Avant de commencer
« Nous avons lancé le projet. » « Le pilote a été réalisé. » « Les retours ont été recueillis. » « Nous avons fait le point. » « Maintenant, il faut passer à la suite. »
Ces phrases donnent l’impression que l’apprentissage est déjà présent dès lors qu’une action a eu lieu et qu’un retour d’expérience existe. Pourtant, il est possible d’agir beaucoup, d’accumuler des données, de recueillir des feedbacks et de continuer à penser exactement comme auparavant. Une organisation peut même devenir très efficace pour produire de l’information sans que cette information modifie réellement ses décisions : les résultats sont expliqués, les écarts justifiés, les difficultés attribuées à la mise en œuvre, puis l’action reprend dans la même direction.
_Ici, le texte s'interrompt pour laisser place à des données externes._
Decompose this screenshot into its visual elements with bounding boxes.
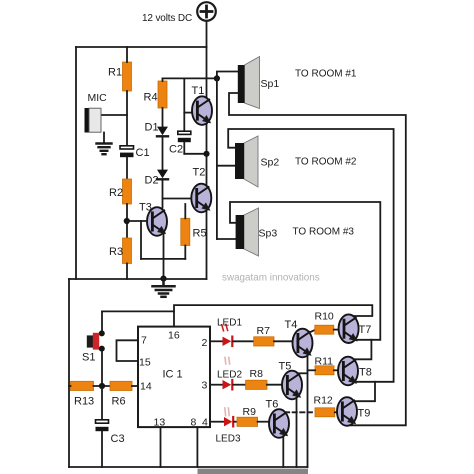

L’apprentissage commence ailleurs : lorsque ce qui se produit devient capable de modifier ce que nous pensions savoir. Le cycle entier conduit à ce point. Distinguer risque et incertitude, apprendre plutôt que prévoir, expérimenter, agir à partir du disponible et préserver la possibilité de changer d’avis n’ont de sens que si l’organisation reste capable de transformer l’expérience en nouvelle compréhension.
La question du cours
À quel moment une action devient-elle réellement un apprentissage ?
Que faisons-nous des écarts entre ce que nous attendions et ce qui se produit ? Qu’est-ce qui est réellement révisé après un feedback ? Et comment savoir si nous apprenons ou si nous devenons simplement meilleurs pour expliquer pourquoi notre représentation initiale reste valable ?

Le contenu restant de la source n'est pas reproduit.